Le règlement crée de nouveaux droits. Il impose la mise à disposition d’une information claire, intelligible et aisément accessible aux personnes concernées par les traitements de données. Les utilisateurs doivent être informés de l’usage de leurs données. A travers un consentement explicite, ils doivent donner leur accord pour le traitement de leurs données, ou pouvoir s’y opposer. Le droit à la portabilité des données est reconnu. Il permet à une personne de récupérer les données qu’elle a fournies, sous une forme réutilisable, et, le cas échéant, de les transférer ensuite à un tiers. Il s’agit ici de redonner aux citoyens la maîtrise de leurs données, et de rééquilibrer l’asymétrie entre le responsable du traitement et la personne concernée. Des conditions particulières sont également prévues pour le traitement des données des enfants. Enfin, le principe des actions collectives est reconnu et un droit à réparation des dommages matériels ou moraux est institué.

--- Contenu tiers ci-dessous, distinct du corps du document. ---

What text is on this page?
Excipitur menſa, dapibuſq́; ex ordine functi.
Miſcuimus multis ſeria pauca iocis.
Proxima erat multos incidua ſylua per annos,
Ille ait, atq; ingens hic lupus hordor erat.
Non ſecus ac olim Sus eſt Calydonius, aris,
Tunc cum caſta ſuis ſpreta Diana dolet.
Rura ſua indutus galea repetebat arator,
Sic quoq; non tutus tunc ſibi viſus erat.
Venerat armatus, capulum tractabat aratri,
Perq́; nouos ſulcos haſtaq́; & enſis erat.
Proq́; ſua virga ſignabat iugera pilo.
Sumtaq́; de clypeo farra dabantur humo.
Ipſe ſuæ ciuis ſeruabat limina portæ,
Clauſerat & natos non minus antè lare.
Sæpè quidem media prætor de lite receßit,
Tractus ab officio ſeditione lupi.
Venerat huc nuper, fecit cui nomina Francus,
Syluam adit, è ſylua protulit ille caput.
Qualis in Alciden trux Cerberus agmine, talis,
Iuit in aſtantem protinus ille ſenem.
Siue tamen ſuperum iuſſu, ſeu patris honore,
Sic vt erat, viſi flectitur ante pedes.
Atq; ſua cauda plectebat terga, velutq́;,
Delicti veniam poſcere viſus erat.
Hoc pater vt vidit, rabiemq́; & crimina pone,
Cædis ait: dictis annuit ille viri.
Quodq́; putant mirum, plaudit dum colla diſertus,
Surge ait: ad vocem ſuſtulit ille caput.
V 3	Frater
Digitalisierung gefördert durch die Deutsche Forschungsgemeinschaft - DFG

La suppression des formalités préalables auprès des autorités de contrôle (la CNIL en France) constitue une simplification. Il n’y aura donc plus de déclaration ou de demandes d’autorisation préalable à la mise en place des traitements de données à caractère personnel. Par contre, les entreprises seront tenues de respecter un formalisme conséquent dans la mise en œuvre des traitements de données à caractère personnel. Ainsi, le « privacy by design » introduit par le Règlement impose des mesures techniques et organisationnelles appropriées aux enjeux et aux droits des personnes dont les données sont traitées. Et ce, dès la détermination des moyens du traitement, puis tout au long de ceux-ci.

Dans les faits, il s’agit d’instaurer une gouvernance des données. Celle-ci, devra mobiliser les moyens nécessaires à ses objectifs. Nommer un référent pour certifier la démarche, le préparer à ses missions, former les collaborateurs à la collecte des données, faire des audits pour vérifier la conformité des pratiques avec les nouvelles prescriptions, établir un plan d’actions, mettre en place des processus et s’appuyer sur des plateformes SI « sécurisées ».

Ce règlement a une application territoriale mondiale. Toutes les entreprises, y compris celles qui sont établies hors de l’Union européenne, doivent s’y conformer lorsque les traitements qu’elles mettent en œuvre sont relatifs à l’offre de biens ou de services à des personnes qui sont dans l’Union européenne ou lorsque les traitements sont liés au suivi du comportement de personnes « dans la mesure où il s’agit d’un comportement qui a lieu au sein de l’Union européenne ». Les sanctions prévues pourront s’élever jusqu’à 20 000 000 d’euros, et, pour une entreprise jusqu’à 4% du chiffre d’affaires annuel mondial ! Manifestement, les autorités européennes veulent faire en sorte que les nouveaux droits offerts aux citoyens soient gravés dans le marbre.

Chacun a compris que les activités d’assurance, grandes utilisatrices de données, sont directement concernées. Les organismes d’assurance, bien sûr, mais aussi les intermédiaires et les différents sous-traitants qui concourent à leur fonctionnement. Un nouveau chantier d’ampleur dont il est urgent de prendre la mesure des enjeux.